Backups will protect your data from loss due to hardware failure, human error, or cyber threats. Good data management will also consider physical and cybersecurity. Automated backups – ideally at multiple locations and media, will protect you from data loss. When creating a backup, also include the metadata. Check that backups are identical to the original (e.g. checksum).
When handling sensitive data (e.g. …), consider encryption, or secure locations, and make sure that your anti-virus software is current. Whenever possible, sensitive data must be stored behind a firewall.
- Describe acquisition, processing, analysis and quality control steps
- Describe parameters, formats, resolution of data set
- Describe context and stakeholders involved in data collection
In order to maintain data quality and provide for re-usability of data, describing the context of data collection, parameters measured, and actions taken upon the data, is a critical aspect of data management throughout the data life cycle. Documentation of data makes it possible to understand and use the data in the future. Digital metadata standards should be used for describing data sets and can be obtained at a domain repository. The following are some considerations when describing data, e.g., modified after Strasser et al. (2012):
- Data set name
- List of file names in data set
- Date of last modification
- Pertinent companion files
- List of related or ancillary data sets and samples
- List of samples used for the analyses (IGSN)
- Software used to prepare/read data
- Data processing steps
2. Personnel and stakeholders
- Who collected or created the data and respective PIDs (e.g. ORCID)
- Who should be contacted about data
- Sponsors, funding agencies etc.
3. Scientific context
- Why were the data collected?
- What data were collected?
- What instruments (including serial numbers) were used
- Environmental conditions during collection
- Location of data collection
- Spatial resolution
- Date of data collection (if appropriate)
- Temporal resolution
- Standards and calibrations used
4. Information about parameters
- How each was measured or produced
- What units are used
- What format are the data stored
- Precision, accuracy, uncertainty
- Information about data
- Definitions of codes and abbreviations used
- Quality control measurements
- Known limitations on data use (e.g. uncertainty, sampling problems)

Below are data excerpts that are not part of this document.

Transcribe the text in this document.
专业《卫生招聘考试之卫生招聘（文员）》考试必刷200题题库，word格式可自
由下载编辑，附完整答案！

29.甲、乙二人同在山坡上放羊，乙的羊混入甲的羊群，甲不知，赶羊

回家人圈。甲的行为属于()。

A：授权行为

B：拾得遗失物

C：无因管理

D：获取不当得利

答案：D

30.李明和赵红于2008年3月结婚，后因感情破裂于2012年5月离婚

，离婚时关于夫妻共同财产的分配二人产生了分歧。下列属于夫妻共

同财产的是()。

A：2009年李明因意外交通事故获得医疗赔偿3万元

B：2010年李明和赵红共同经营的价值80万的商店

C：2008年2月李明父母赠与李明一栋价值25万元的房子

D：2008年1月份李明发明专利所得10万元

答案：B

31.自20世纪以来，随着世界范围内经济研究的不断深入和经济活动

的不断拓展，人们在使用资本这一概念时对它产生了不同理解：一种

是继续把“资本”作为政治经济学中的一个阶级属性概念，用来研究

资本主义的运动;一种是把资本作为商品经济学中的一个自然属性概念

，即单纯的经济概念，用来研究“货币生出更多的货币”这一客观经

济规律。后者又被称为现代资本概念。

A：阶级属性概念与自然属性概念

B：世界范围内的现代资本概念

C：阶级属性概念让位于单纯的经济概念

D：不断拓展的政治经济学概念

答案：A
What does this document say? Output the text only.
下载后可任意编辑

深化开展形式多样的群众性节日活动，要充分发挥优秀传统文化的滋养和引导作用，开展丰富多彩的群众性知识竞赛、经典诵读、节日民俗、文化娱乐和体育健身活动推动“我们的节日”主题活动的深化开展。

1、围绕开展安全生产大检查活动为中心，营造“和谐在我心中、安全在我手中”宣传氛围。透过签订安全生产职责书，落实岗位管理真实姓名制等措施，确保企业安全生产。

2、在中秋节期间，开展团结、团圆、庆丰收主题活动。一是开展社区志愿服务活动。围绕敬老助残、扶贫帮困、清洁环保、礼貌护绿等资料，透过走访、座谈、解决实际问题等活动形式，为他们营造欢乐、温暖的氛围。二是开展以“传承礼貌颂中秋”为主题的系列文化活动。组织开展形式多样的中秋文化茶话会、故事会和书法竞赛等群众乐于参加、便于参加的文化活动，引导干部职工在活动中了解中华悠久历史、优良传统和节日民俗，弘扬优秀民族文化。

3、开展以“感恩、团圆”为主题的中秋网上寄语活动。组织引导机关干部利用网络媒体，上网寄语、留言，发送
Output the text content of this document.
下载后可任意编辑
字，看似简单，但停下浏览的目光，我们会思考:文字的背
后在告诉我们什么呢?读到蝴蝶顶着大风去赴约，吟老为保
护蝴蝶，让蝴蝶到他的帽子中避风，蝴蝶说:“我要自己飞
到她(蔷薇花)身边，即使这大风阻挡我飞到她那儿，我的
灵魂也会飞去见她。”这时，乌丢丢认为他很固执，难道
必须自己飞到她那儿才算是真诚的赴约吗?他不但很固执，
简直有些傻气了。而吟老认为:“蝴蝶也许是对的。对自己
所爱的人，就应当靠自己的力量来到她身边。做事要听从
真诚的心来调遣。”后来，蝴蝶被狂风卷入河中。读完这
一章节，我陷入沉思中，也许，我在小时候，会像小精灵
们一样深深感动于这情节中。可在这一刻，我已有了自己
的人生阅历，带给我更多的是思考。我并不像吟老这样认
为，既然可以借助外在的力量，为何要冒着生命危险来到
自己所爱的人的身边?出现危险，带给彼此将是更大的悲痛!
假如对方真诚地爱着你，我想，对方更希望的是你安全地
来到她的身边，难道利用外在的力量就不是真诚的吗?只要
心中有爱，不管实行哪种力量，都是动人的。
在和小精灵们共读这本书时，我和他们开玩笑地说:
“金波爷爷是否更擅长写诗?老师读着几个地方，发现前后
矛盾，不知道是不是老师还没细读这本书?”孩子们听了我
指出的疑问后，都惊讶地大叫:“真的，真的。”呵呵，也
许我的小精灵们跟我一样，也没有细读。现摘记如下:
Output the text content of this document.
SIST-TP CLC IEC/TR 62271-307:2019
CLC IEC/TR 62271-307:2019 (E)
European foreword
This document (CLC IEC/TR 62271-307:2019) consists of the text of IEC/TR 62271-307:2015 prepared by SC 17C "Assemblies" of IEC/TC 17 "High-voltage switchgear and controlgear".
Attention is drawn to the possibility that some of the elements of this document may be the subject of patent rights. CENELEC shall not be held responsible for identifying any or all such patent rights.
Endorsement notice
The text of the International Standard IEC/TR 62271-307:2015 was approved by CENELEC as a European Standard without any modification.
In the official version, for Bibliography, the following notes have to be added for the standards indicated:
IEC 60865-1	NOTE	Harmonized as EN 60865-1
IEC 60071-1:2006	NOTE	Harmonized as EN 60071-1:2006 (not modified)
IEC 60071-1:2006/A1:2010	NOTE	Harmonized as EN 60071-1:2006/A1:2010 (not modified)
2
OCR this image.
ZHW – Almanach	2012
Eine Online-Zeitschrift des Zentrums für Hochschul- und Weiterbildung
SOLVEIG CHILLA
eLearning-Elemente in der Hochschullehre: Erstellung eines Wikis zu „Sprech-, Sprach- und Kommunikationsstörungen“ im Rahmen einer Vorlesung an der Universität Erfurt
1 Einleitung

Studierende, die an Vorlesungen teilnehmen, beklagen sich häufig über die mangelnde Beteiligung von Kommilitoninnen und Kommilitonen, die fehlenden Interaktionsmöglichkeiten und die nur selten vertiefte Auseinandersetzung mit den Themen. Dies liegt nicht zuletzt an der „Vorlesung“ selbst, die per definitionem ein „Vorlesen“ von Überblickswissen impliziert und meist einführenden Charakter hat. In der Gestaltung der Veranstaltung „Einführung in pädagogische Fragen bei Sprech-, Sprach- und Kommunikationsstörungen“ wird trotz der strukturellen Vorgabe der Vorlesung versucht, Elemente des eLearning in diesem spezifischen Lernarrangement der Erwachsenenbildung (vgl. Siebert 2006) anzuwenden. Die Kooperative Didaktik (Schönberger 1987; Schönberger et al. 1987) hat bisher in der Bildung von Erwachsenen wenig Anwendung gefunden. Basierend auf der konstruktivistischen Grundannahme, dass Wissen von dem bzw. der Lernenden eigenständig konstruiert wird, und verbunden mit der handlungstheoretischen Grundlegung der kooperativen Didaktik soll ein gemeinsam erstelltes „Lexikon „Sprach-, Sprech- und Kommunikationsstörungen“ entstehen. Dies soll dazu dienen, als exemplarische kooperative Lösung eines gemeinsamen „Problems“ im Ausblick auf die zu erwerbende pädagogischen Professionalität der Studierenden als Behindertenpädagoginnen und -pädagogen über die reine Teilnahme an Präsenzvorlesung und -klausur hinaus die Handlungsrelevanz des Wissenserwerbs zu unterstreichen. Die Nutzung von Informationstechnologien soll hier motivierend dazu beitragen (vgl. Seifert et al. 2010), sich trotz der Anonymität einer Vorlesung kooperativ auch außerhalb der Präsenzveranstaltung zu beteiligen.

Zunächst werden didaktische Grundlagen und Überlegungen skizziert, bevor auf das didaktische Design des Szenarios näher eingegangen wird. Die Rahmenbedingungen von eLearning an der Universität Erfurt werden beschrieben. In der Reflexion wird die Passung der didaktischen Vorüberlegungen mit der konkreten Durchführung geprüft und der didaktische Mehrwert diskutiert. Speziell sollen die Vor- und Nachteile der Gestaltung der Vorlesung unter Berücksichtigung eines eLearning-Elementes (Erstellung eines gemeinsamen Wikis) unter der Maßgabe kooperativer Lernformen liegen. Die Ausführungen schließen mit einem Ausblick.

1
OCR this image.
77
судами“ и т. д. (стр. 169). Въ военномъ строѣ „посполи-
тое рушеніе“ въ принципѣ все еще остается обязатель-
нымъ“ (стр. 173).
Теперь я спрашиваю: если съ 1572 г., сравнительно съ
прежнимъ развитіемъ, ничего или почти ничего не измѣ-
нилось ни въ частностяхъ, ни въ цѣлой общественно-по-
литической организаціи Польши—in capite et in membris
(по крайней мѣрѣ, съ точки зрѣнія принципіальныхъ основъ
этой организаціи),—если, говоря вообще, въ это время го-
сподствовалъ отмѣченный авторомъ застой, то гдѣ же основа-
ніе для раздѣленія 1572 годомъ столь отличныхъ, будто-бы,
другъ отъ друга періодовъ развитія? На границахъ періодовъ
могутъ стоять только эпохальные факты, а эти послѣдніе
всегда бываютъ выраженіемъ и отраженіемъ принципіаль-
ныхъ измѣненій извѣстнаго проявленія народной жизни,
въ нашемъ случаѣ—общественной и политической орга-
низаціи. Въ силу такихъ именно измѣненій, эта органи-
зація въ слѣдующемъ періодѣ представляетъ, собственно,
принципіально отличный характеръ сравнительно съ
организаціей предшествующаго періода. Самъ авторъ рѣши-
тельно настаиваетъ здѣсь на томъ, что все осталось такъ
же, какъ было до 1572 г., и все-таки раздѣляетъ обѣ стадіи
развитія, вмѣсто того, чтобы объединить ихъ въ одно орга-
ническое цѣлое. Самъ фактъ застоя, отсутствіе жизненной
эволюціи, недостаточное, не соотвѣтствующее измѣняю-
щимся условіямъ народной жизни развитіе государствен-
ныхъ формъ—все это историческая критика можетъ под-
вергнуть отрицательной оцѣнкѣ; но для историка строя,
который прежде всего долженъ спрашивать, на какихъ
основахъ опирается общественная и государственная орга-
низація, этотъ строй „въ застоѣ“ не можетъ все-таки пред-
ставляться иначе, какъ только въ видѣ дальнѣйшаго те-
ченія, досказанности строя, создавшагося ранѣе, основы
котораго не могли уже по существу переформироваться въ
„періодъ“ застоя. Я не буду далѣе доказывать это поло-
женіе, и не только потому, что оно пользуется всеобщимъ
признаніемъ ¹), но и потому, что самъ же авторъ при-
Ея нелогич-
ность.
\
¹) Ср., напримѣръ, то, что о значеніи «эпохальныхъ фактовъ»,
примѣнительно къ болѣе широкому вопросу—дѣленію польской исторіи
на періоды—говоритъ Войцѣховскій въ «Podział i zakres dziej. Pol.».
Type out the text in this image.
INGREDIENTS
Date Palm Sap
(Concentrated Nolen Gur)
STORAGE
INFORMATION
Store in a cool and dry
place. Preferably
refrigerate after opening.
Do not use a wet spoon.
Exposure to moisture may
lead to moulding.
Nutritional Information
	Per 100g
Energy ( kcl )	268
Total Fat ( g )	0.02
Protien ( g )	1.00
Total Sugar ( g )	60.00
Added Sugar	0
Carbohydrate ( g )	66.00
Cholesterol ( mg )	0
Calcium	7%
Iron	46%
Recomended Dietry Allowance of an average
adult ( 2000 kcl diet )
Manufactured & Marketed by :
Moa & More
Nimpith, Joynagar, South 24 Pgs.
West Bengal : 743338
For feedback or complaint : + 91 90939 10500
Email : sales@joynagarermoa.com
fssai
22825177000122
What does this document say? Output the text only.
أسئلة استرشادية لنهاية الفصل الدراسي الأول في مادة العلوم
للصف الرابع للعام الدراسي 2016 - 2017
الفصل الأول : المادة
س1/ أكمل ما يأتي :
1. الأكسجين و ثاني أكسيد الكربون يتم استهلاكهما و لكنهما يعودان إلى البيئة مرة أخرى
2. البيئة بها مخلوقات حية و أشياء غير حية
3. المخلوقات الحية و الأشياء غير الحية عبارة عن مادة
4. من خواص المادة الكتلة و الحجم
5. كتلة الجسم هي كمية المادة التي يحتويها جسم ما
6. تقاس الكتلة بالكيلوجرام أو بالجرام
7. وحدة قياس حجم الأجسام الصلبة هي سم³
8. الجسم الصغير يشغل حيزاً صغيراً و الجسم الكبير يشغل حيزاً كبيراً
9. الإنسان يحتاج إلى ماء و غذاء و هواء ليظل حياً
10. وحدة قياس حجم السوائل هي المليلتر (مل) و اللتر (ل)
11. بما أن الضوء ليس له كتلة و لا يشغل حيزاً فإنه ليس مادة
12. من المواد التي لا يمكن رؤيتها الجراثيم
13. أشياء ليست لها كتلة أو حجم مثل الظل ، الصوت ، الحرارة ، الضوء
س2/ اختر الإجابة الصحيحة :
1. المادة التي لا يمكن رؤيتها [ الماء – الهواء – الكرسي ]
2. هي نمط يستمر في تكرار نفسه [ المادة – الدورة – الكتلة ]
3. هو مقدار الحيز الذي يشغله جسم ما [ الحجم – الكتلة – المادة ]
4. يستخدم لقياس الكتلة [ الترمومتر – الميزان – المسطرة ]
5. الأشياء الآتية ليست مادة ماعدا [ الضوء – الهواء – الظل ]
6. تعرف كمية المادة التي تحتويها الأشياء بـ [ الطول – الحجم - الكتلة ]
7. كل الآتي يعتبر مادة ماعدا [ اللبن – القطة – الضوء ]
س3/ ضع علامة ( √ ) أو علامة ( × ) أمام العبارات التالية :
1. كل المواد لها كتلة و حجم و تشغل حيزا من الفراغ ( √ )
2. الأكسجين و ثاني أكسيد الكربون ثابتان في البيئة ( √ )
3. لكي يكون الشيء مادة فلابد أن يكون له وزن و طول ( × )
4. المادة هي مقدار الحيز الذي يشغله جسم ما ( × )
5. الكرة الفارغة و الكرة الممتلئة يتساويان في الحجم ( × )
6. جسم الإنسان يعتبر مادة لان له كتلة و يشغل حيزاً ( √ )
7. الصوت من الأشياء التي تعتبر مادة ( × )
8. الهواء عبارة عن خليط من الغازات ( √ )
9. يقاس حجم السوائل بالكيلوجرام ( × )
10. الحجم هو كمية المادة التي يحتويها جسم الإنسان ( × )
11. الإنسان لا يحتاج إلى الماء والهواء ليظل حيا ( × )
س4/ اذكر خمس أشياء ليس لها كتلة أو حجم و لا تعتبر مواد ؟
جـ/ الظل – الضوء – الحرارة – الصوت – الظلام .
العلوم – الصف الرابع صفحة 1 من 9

- Define quality classification criteria
- Describe quality control workflow
- Include data quality flags in data files
Data quality management refers to workflows and procedures used to assure proper data collection, handling, processing, usage and maintenance at all stages of the data life cycle. Quality control refers to data defect detection, such as spurious data, incorrect classification, missing values or transformation errors.
Consider utilizing quality flags for data contained within the data files themselves. This way, a user may decide what data is fit for use. Documenting quality control measures should include a description of data quality flags, classification criteria, and any procedures performed to make data suitable for use.